Two pointless EVAs in one day. You could have been killed.
I’m fine. Arigatou gozaimasu.
Beregi sebya.
He thought that would be it. It wasn’t.
Sergei, my friend. May I come in?
In one hand Pace held two of the tear-shaped glasses. In the other was a bottle: Talisker 18 Year.
It wasn’t worth getting upset over, but it annoyed him. Pace didn’t need to parade his research.
I want to thank you. I heard you almost got centerpunched out there.
Sergei watched the glasses float while Pace scooped whiskey into them. Now he was almost angry. As far as he was concerned, it was over. What more did Pace want? He meant to keep his mouth shut, but he saw that sunlit pock in the glass again, heard that distant crack, felt himself jolt. He wanted to make Pace jolt.

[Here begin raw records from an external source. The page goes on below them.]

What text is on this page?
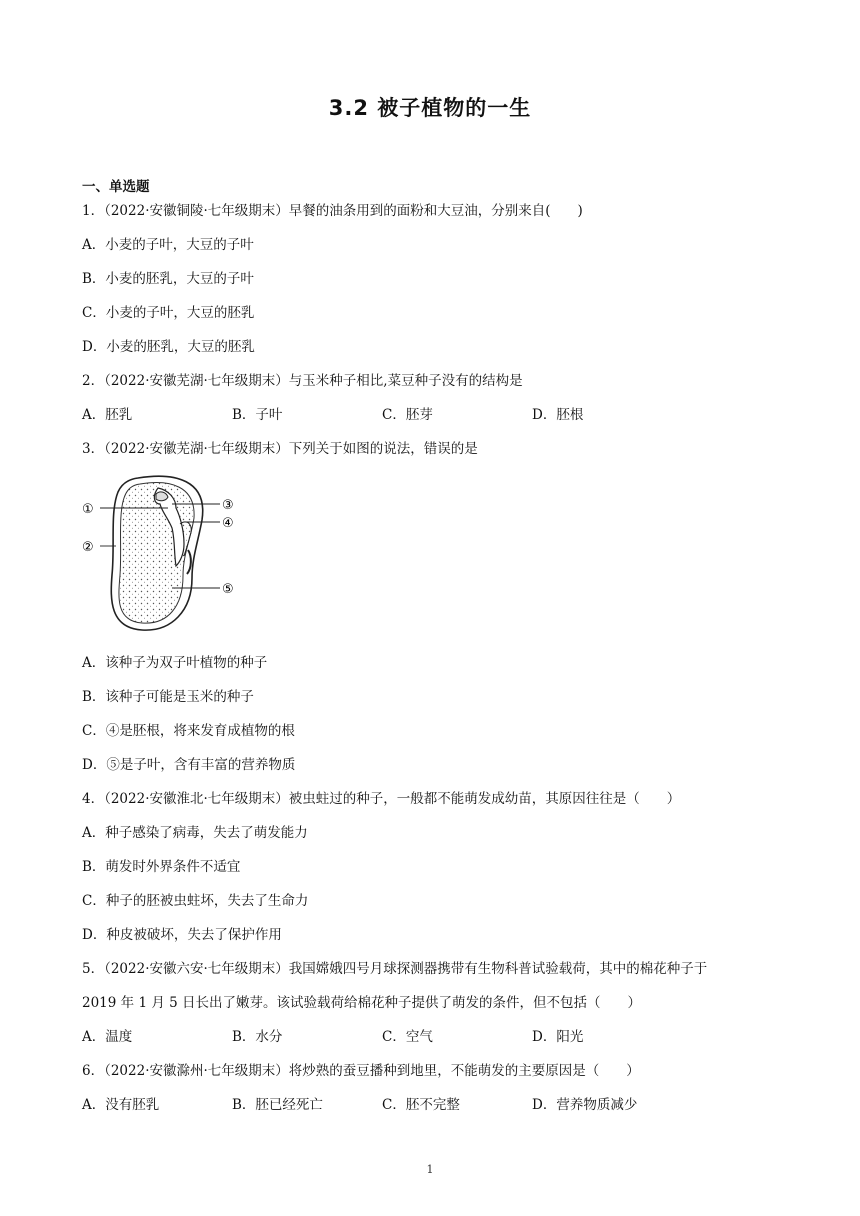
3.2 被子植物的一生
一、单选题
1．（2022·安徽铜陵·七年级期末）早餐的油条用到的面粉和大豆油，分别来自(　　)
A．小麦的子叶，大豆的子叶
B．小麦的胚乳，大豆的子叶
C．小麦的子叶，大豆的胚乳
D．小麦的胚乳，大豆的胚乳
2．（2022·安徽芜湖·七年级期末）与玉米种子相比,菜豆种子没有的结构是
A．胚乳	B．子叶	C．胚芽	D．胚根
3．（2022·安徽芜湖·七年级期末）下列关于如图的说法，错误的是
①
②
③
④
⑤
A．该种子为双子叶植物的种子
B．该种子可能是玉米的种子
C．④是胚根，将来发育成植物的根
D．⑤是子叶，含有丰富的营养物质
4．（2022·安徽淮北·七年级期末）被虫蛀过的种子，一般都不能萌发成幼苗，其原因往往是（　　）
A．种子感染了病毒，失去了萌发能力
B．萌发时外界条件不适宜
C．种子的胚被虫蛀坏，失去了生命力
D．种皮被破坏，失去了保护作用
5．（2022·安徽六安·七年级期末）我国嫦娥四号月球探测器携带有生物科普试验载荷，其中的棉花种子于
2019 年 1 月 5 日长出了嫩芽。该试验载荷给棉花种子提供了萌发的条件，但不包括（　　）
A．温度	B．水分	C．空气	D．阳光
6．（2022·安徽滁州·七年级期末）将炒熟的蚕豆播种到地里，不能萌发的主要原因是（　　）
A．没有胚乳	B．胚已经死亡	C．胚不完整	D．营养物质减少
1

You launched something while I was gone. You and Boyle. Four objects.
Pace looked at him with interest. Why yes. Yes we did. It was awesome.
Why send me away?
Pace regarded him carefully through the lenses of his headsup. What was he reading there? Sergei’s pulse, BP, skin temperature—what else was he tracking? Pace was like a windup toy that never ran down. It was tiring. Sergei didn’t want to be sitting here drinking with him.
Well, I truly did want my Vanguard. But I also wanted my objects off the registry. If you were onboard, you would be the one to record them.